3. Rechtliche Beurteilung:
Gemäß § 6 BVwGG entscheidet das Bundesverwaltungsgericht durch Einzelrichter, sofern nicht in Bundes- oder Landesgesetzen die Entscheidung durch Senate vorgesehen ist. Mangels anderweitiger gesetzlicher Anordnung liegt gegenständlich somit Einzelrichterzuständigkeit vor.
Das Verfahren der Verwaltungsgerichte mit Ausnahme des Bundesfinanzgerichtes ist durch das VwGVG, BGBl. I 2013/33 idF BGBl. I 2013/122, geregelt (§ 1 leg.cit.). Gemäß § 58 Abs. 2 VwGVG bleiben entgegenstehende Bestimmungen, die zum Zeitpunkt des Inkrafttretens dieses Bundesgesetzes bereits kundgemacht wurden, in Kraft.

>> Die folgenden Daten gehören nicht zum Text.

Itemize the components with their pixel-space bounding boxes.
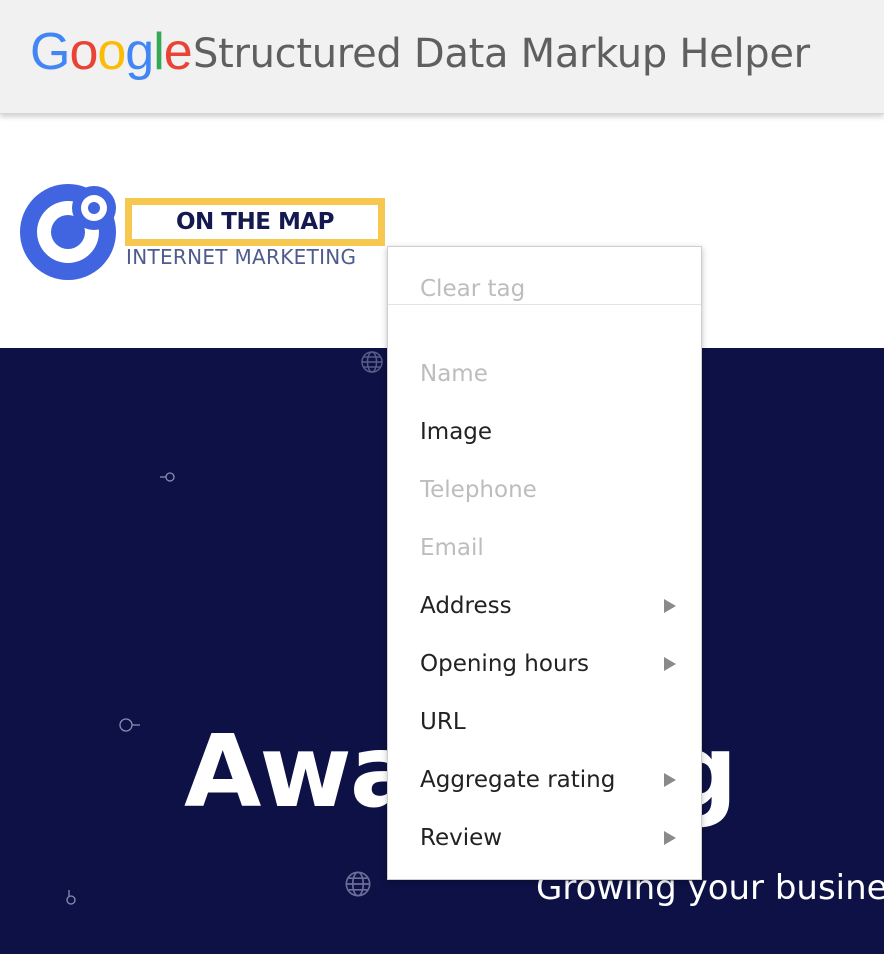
menu-item-label: Image [420,419,493,445]
menu-item-telephone[interactable]: Telephone [388,461,701,519]
google-logo-letter: l [153,23,165,81]
site-logo-name: ON THE MAP [175,209,335,235]
menu-item-label: Aggregate rating [420,767,616,793]
menu-item-address[interactable]: Address [388,577,701,635]
google-logo-letter: G [30,23,70,81]
globe-icon [361,351,383,373]
globe-icon [345,871,371,897]
menu-item-review[interactable]: Review [388,809,701,867]
menu-item-opening-hours[interactable]: Opening hours [388,635,701,693]
menu-item-label: Telephone [420,477,537,503]
site-logo-tag[interactable]: ON THE MAP [125,198,385,246]
google-logo-letter: e [163,23,193,81]
google-logo[interactable]: Google [30,22,193,82]
menu-item-label: Name [420,361,488,387]
menu-item-aggregate-rating[interactable]: Aggregate rating [388,751,701,809]
node-icon [66,890,76,905]
submenu-arrow-icon [664,599,676,613]
menu-item-label: Review [420,825,503,851]
menu-item-email[interactable]: Email [388,519,701,577]
menu-item-label: Opening hours [420,651,589,677]
menu-item-image[interactable]: Image [388,403,701,461]
app-title: Structured Data Markup Helper [193,31,810,77]
site-logo-icon[interactable] [18,182,118,282]
google-logo-letter: g [125,23,154,81]
google-logo-letter: o [69,23,98,81]
menu-item-url[interactable]: URL [388,693,701,751]
menu-item-label: URL [420,709,466,735]
submenu-arrow-icon [664,831,676,845]
app-header: Google Structured Data Markup Helper [0,0,884,114]
menu-item-label: Address [420,593,512,619]
submenu-arrow-icon [664,773,676,787]
context-menu: Clear tag Name Image Telephone Email Add… [387,246,702,880]
node-icon [119,718,140,732]
menu-item-label: Email [420,535,484,561]
node-icon [160,472,175,482]
menu-item-label: Clear tag [420,276,526,302]
menu-item-name[interactable]: Name [388,345,701,403]
google-logo-letter: o [97,23,126,81]
submenu-arrow-icon [664,657,676,671]
site-logo-subtitle: INTERNET MARKETING [126,245,357,269]
menu-item-clear-tag[interactable]: Clear tag [388,247,701,305]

Gemäß § 17 VwGVG sind, soweit in diesem Bundesgesetz nicht anderes bestimmt ist, auf das Verfahren über Beschwerden gemäß Art. 130 Abs. 1 B-VG die Bestimmungen des AVG mit Ausnahme der §§ 1 bis 5 sowie des IV. Teiles, die Bestimmungen der Bundesabgabenordnung – BAO, BGBl. Nr. 194/1961, des Agrarverfahrensgesetzes – AgrVG, BGBl. Nr. 173/1950, und des Dienstrechtsverfahrensgesetzes 1984 – DVG, BGBl. Nr. 29/1984, und im Übrigen jene verfahrensrechtlichen Bestimmungen in Bundes- oder Landesgesetzen sinngemäß anzuwenden, die die Behörde in dem dem Verfahren vor dem Verwaltungsgericht vorangegangenen Verfahren angewendet hat oder anzuwenden gehabt hätte.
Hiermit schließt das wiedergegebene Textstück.